Ynsect fait de la farine très gluten free !

Ynsect fait de la farine très gluten free, puisqu’elle est fabriquée sans un grain de céréales, uniquement à partir de vers. La startup est en phase de révolutionner le secteur de l’alimentation des animaux, avant de s’occuper de la nôtre…

Ynsect fait de la farine très gluten free

Quand Alexis Angot, Jean-Gabriel Levon et Fabrice Berro se sont rencontrés sur les bancs de l’école, déjà ils voulaient entreprendre. De son côté, Antoine Hubert a monté en 2007, avec Alexis Angot, l’association Worgamic en vue de promouvoir le lombricompostage, une technique de recyclage des déchets organiques encore méconnue. C’est ce même Alexis qui a fait le lien entre les quatre hommes : ensemble ils ont nourri l’idée de développer de nouvelles chaînes de production à échelle mondiale à partir de farine d’insectes.

Ynsect  est officiellement né fin 2011 et administrativement en janvier 2013. Aujourd’hui les secteurs visés sont essentiellement la nourriture animale et l’aquaculture : la startup s’occupe de l’élevage des insectes jusqu’à l’extraction des molécules (protéines, chitine, huiles), sous forme de poudre.
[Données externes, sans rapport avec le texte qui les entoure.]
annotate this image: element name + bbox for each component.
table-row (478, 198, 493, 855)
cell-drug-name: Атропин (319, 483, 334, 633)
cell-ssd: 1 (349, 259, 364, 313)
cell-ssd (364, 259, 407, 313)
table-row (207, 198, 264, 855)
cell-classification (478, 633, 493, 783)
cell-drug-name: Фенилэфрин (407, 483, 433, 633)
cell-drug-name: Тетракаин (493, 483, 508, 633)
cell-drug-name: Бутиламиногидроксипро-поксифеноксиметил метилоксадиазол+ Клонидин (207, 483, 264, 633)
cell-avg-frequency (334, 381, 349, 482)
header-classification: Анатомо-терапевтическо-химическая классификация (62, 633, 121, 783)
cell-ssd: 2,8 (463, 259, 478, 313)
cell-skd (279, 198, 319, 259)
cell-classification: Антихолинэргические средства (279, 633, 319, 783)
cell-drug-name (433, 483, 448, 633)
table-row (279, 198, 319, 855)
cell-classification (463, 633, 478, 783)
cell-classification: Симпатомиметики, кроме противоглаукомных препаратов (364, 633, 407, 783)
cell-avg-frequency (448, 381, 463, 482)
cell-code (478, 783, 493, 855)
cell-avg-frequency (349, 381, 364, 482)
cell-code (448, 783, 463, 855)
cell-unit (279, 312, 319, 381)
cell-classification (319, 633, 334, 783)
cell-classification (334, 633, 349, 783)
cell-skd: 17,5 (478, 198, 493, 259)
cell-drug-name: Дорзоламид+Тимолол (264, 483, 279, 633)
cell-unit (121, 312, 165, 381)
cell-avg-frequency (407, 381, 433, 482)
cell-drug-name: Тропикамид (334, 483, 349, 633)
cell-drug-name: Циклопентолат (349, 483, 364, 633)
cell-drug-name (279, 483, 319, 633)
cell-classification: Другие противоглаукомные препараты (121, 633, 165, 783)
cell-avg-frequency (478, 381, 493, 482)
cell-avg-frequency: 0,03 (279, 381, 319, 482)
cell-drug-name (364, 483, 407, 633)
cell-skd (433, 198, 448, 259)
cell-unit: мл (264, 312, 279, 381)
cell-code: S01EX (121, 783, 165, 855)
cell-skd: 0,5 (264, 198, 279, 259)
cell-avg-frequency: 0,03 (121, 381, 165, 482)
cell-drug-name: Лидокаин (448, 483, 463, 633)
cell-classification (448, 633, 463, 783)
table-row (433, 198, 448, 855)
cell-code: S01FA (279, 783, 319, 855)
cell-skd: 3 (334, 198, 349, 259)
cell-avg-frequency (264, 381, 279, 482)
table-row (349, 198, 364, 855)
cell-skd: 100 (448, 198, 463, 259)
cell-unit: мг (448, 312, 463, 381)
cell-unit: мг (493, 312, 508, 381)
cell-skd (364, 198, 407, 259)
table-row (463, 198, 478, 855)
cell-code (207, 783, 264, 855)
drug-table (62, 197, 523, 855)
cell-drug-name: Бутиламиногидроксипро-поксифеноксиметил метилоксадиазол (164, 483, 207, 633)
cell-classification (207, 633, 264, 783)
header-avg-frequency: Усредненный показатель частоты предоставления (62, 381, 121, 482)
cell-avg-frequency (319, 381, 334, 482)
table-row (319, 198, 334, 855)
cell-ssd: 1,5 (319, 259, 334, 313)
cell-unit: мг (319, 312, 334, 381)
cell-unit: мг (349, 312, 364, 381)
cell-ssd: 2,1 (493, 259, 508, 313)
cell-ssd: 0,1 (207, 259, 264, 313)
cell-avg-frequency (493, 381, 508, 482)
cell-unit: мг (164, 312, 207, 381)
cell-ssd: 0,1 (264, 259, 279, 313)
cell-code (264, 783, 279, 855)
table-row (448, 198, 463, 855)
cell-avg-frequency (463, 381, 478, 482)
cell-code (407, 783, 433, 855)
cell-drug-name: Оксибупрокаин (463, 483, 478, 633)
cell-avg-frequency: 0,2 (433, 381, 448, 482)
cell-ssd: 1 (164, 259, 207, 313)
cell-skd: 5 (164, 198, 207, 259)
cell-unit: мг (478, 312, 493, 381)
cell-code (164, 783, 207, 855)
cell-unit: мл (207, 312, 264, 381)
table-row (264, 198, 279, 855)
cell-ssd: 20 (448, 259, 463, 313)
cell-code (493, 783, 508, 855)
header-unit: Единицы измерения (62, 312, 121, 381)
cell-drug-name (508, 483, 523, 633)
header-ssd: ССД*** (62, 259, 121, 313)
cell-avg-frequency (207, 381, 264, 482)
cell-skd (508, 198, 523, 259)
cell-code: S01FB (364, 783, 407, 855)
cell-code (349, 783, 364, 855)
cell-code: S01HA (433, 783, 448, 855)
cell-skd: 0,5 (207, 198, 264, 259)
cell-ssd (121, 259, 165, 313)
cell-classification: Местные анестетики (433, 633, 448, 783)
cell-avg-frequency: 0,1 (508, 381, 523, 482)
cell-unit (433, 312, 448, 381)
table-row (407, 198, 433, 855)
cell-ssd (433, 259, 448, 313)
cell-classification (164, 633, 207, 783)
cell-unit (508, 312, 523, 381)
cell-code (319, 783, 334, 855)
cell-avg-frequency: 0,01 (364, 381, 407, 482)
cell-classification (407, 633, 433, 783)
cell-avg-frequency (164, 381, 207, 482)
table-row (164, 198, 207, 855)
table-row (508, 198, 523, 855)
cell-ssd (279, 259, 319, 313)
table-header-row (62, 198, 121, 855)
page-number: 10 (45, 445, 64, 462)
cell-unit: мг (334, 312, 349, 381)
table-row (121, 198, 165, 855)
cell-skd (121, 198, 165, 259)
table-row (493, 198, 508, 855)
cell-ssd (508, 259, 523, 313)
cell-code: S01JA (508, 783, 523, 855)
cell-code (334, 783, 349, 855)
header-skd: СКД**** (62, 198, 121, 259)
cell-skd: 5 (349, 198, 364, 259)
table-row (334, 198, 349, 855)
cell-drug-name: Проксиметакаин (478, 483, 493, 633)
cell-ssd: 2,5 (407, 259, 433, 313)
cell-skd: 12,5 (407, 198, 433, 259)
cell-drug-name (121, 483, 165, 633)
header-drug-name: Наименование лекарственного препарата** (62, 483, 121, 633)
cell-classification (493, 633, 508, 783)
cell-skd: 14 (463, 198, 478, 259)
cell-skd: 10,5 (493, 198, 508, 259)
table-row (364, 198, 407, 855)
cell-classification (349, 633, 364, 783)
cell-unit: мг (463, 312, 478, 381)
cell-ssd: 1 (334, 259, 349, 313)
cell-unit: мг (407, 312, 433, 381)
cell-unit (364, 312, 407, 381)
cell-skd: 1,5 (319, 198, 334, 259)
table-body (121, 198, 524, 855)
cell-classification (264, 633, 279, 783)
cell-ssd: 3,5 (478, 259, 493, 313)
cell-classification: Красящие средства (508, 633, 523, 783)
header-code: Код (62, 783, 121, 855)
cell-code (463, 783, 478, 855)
Antoine Hubert, président d’Ynsect, précise qu’« il y a un vrai besoin dans le domaine de l’agriculture animale et le marché est très conséquent. L’approvisionnement en protéines de qualité comme les farines de poisson est de plus en plus difficile : les stocks diminuent et le coût augmente. A cela s’ajoutent les contraintes économiques et écologiques sur la fabrication de ce produit, d’où la recherche d’alternatives de qualité. Ynsect pourrait être cette alternative tant en termes de qualité que de composition : elle pourrait être la première source d’alimentation des poissons, des crustacés, des volailles, des porcs et devenir un composant clef du pet food comme booster protéinique. L’alimentation humaine est un marché qui n’existe pas encore, qu’il faudra créer. Cela nécessitera énormément d’efforts complexes en marketing, en création de marque, en distribution : nous sommes les premiers à avoir produit des biscuits et des chips à partir de la poudre qu’on a mis au point en 2012. On sait le faire, on peut le faire, mais ces produits nécessitent une autorisation spécifique de la commission européenne pour être mis en circulation sur le marché, comme tous les nouveaux produits, et aujourd’hui aucun produit d’insecte n’a cette autorisation. Il faudrait les obtenir et c’est assez coûteux (quelques milliers d’euros). Un certain nombre d’acteurs a lancé des produits sans ces autorisations et par conséquent la commission a durci le ton et annoncé qu’elle prendrait des mesures plus strictes prochainement. Cela sonne comme un dur retour en arrière. »

Ynsect travaille à partir de  scarabées, de vers de farine, de grillons, de criquets, de mouches… le ténébrion semble néanmoins la solution la plus pertinente au niveau logistique et commercial pour déclencher plus rapidement des marchés. En 2012, la société obtient le financement du projet de recherche DESIRABLE coordonné par l’Agence Nationale de la Recherche et soutenu par AgroParisTech, INRA, CEA, CNRS, IRSTEA. En 2014, Ynsect gagne le concours mondial de l’innovation sous la commission présidée par Anne Lauvergeon et le Prix du public Cleantech Open Global Forum à San Francisco.

« A ce jour, nous ne pouvons pas encore communiquer sur notre produit auprès du grand public et cela est compréhensible. Avec des scandales comme celui de la vache folle, associer innovation et alimentation, même si les intentions de départs sont bonnes, est difficile. Il existe une vraie sensibilité sur ce sujet. Nous préférons donc faire des essais en interne et attendre qu’ils soient très concluants pour communiquer. Pour nous ce sera 2016. », déclare Antoine Hubert.

Aujourd’hui, Ynsect est capable de produire quelques tonnes par mois de farine d’insectes. Pour chaque tonne de farine produite, quatre tonnes de larves sont nécessaires. Considérant que le marché mondial de poisson est estimé en termes de besoin à 3 ou 4 millions de tonnes et qu’Ynsect sera bientôt en mesure de vendre 1 à 2 euros son kilo de farine sur le marché, les perspectives sont considérables. « A l’heure actuelle nous sommes loin d’être compétitifs en termes de prix : c’est la technologie (automation et robotique) que l’on met en place qui nous permettront de descendre le coût de production, tout en augmentant les standards de qualité. Quand on maîtrisera cette technologie, on pourra produire à grande échelle et on lancera des premières gammes commerciales en pet food. »

Cette année la société s’installe également à Dole où elle a construit une usine, elle y exploitera ses larves.